The report added to weak December retail sales and business spending plans on equipment in suggesting that economic growth cooled down significantly at the tail end of 2018. It also indicated that residential investment probably contracted in the fourth quarter, which would extend a decline that began in early 2018.
The housing market hit a soft patch last year amid higher mortgage rates as well as land and labor shortages, which led to tight inventories and more expensive homes.
But there is reason for optimism. Mortgage rates have been declining, house price inflation is decelerating and wages are steadily increasing, which could improve affordability, especially for first-time home buyers.
A survey last week showed homebuilder confidence increased in February, but builders continued to say land and labor shortages and tariffs on lumber and other key building materials were keeping costs high.
Single-family homebuilding, which accounts for the largest share of the housing market, dropped 6.7 percent to a rate of 758,000 units in December, the lowest level since August 2016.
It was the fourth straight monthly decline in single-family home building.
Single-family starts in the South, which accounts for the bulk of homebuilding, rose 2.2 percent in December.

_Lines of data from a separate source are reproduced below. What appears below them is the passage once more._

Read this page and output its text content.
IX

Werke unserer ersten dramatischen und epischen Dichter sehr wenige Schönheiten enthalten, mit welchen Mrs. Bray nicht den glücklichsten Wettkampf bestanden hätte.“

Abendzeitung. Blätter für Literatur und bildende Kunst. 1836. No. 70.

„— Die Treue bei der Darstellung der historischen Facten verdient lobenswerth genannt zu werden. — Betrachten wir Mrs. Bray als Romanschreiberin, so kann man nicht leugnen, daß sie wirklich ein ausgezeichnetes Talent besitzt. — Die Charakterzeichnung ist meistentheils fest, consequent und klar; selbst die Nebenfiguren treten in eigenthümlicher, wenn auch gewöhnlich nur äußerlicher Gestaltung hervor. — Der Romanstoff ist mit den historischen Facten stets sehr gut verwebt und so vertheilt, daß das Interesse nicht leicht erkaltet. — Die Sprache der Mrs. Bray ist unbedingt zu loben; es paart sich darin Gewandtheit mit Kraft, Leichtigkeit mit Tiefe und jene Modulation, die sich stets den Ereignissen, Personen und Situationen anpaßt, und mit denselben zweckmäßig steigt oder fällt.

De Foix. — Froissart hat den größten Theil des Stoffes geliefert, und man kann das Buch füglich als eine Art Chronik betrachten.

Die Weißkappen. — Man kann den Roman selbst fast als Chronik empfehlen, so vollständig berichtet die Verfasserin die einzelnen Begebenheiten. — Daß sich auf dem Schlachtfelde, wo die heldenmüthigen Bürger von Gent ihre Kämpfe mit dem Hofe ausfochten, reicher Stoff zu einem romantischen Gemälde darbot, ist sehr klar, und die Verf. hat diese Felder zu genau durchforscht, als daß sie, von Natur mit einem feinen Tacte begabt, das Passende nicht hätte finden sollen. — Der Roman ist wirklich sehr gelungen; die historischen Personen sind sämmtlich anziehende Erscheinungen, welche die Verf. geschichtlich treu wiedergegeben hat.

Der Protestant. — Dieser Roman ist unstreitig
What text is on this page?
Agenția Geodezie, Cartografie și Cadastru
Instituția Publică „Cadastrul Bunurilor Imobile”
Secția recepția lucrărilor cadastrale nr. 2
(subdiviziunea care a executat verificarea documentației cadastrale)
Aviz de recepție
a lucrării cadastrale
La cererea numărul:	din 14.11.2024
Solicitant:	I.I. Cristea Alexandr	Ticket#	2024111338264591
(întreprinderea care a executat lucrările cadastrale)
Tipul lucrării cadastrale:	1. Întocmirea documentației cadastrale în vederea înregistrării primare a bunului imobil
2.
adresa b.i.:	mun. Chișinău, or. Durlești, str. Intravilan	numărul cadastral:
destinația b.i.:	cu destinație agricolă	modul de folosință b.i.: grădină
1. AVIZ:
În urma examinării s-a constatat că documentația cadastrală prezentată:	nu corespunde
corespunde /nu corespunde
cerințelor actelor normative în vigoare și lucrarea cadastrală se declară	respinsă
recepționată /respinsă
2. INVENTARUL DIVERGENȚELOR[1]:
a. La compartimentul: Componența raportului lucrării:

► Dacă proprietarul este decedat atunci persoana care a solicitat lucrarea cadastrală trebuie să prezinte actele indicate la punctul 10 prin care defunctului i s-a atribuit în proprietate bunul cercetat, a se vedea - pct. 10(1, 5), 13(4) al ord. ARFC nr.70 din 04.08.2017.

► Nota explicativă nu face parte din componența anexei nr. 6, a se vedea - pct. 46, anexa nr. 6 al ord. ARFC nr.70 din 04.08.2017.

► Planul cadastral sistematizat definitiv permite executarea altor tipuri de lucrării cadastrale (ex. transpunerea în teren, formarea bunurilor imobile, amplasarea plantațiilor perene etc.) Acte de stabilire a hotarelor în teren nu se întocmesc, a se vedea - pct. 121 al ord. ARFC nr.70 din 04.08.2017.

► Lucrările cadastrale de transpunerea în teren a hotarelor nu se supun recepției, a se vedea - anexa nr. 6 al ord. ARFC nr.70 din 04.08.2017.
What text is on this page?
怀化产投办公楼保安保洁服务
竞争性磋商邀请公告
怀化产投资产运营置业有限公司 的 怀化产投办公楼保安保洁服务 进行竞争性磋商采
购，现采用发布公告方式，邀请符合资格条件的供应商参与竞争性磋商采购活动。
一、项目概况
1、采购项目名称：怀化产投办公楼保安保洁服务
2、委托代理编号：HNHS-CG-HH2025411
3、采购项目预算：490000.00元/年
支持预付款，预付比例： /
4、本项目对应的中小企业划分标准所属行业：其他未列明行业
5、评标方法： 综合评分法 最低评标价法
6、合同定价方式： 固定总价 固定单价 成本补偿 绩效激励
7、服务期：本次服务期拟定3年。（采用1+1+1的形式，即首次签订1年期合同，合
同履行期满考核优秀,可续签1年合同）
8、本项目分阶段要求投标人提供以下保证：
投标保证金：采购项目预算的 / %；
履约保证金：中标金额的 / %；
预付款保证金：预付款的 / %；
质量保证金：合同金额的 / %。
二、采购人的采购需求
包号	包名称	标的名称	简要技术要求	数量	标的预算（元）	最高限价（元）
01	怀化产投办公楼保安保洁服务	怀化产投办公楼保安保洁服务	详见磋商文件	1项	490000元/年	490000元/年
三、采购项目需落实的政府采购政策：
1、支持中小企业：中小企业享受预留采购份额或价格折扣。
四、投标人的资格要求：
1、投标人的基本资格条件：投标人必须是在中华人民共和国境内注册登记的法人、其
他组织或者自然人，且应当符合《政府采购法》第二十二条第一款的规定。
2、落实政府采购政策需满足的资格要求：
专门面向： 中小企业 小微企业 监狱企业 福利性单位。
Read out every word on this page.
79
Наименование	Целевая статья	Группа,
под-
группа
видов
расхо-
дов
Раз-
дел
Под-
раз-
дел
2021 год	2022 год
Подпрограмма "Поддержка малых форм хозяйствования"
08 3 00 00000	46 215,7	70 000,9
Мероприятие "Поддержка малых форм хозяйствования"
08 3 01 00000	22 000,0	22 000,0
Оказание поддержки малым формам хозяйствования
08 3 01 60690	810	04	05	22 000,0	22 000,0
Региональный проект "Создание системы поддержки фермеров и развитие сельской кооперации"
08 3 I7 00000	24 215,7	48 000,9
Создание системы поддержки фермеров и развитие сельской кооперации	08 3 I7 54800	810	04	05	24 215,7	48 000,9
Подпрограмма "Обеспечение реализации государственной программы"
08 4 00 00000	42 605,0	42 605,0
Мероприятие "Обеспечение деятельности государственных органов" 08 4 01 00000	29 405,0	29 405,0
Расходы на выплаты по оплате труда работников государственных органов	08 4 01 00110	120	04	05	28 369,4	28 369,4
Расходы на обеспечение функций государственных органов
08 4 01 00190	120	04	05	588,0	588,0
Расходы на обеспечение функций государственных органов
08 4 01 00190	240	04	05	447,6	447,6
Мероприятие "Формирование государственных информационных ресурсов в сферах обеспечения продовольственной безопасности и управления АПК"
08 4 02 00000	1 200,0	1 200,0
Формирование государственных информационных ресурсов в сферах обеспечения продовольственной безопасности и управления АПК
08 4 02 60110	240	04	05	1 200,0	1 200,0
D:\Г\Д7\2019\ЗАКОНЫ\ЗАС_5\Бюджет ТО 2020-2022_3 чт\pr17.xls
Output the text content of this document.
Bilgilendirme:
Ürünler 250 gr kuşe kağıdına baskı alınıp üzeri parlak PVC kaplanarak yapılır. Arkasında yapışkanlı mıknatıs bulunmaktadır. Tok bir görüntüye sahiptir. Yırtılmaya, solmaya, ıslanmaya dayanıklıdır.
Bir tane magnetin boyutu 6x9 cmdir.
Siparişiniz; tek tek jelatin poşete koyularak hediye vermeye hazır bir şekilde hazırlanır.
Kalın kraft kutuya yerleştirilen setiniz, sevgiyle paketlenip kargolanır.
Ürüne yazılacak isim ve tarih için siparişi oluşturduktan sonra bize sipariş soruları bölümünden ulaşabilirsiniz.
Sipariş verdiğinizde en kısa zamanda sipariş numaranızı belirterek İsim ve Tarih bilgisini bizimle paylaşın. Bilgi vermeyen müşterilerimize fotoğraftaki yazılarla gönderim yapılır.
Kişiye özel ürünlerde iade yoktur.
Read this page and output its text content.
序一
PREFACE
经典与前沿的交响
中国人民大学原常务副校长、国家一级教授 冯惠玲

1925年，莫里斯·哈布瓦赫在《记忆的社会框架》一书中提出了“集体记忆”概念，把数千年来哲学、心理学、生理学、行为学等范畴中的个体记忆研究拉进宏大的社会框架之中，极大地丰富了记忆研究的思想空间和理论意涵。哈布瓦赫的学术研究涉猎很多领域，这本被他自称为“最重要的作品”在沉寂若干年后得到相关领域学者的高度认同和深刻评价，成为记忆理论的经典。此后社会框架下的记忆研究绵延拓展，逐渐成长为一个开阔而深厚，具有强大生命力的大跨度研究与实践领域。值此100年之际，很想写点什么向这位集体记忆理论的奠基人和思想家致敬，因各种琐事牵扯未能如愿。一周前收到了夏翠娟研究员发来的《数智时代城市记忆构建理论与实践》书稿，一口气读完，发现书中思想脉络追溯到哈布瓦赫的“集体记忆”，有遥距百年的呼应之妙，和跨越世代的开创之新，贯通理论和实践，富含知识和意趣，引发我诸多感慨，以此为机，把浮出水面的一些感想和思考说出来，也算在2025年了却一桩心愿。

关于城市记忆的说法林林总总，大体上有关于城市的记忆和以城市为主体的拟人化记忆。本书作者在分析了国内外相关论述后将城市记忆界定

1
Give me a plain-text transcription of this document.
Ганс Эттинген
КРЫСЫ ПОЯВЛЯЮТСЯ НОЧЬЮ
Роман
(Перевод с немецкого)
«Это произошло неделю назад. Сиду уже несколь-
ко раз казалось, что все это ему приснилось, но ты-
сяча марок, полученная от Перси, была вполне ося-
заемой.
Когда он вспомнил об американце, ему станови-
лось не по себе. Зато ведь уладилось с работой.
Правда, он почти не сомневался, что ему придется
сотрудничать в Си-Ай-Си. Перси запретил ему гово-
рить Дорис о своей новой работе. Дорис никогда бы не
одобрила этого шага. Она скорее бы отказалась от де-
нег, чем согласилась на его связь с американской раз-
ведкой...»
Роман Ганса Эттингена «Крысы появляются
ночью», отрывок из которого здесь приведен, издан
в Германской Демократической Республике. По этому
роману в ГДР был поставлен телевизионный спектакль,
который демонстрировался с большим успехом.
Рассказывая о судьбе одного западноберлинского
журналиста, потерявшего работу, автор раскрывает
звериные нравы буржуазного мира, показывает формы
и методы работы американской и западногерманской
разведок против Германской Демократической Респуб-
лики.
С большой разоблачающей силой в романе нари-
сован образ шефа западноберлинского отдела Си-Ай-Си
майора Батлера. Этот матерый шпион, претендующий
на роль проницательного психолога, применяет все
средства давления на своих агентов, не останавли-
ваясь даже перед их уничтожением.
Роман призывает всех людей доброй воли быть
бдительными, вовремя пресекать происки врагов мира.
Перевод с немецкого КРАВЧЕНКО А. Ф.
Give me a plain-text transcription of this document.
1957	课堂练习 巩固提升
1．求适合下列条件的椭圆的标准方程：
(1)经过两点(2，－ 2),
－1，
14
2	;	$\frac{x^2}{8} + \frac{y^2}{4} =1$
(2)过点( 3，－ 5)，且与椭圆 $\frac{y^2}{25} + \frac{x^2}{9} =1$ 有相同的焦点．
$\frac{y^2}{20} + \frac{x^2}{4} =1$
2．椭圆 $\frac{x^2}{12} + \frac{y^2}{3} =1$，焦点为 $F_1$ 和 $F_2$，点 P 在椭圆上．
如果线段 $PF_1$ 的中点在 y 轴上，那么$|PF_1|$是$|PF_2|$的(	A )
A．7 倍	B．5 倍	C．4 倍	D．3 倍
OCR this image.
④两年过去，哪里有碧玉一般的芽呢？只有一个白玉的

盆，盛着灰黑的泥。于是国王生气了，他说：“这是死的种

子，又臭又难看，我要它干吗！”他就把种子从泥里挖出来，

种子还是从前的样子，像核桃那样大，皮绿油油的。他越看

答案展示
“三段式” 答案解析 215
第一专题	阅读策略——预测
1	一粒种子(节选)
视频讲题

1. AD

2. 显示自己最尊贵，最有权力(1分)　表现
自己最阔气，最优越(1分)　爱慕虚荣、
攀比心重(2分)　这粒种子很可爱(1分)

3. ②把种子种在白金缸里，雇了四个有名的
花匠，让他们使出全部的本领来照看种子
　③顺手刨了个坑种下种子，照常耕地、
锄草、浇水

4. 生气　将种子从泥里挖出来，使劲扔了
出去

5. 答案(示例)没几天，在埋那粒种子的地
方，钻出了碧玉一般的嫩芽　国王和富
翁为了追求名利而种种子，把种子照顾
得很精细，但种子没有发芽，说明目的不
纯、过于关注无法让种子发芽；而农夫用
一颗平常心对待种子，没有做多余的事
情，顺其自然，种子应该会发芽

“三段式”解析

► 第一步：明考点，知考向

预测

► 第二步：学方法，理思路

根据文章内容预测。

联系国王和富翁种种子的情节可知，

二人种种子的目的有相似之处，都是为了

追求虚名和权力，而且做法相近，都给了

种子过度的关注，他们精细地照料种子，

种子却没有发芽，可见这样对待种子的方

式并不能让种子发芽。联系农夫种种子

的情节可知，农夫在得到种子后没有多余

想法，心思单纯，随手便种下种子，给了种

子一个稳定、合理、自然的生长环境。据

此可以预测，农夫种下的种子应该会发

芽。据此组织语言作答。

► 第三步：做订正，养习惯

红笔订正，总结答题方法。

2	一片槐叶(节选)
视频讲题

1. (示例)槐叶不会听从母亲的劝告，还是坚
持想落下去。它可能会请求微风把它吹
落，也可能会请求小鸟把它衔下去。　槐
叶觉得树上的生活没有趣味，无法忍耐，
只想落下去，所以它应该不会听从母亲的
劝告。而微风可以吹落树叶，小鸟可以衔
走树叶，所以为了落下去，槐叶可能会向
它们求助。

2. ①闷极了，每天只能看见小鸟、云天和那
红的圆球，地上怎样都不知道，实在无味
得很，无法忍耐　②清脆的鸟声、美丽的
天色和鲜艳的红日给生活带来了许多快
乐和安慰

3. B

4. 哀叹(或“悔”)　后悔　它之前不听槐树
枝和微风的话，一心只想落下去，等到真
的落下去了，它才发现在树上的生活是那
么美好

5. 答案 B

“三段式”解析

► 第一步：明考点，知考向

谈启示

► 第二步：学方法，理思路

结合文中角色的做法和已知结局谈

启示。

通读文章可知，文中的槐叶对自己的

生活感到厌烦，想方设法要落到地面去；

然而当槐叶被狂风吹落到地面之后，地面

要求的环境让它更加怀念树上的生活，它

Single-family homebuilding plunged 20.3 percent in the Northeast and dived 18.5 percent in the West. Groundbreaking activity on single-family homes tumbled 14.2 percent in the Midwest.
Permits to build single-family homes fell 2.2 percent in December to a pace of 829,000 units. Starts for the multi-family housing segment dropped 20.4 percent to a rate of 320,000 units in December. Permits for the construction of multi-family homes rose 4.9 percent to a pace of 497,000 units.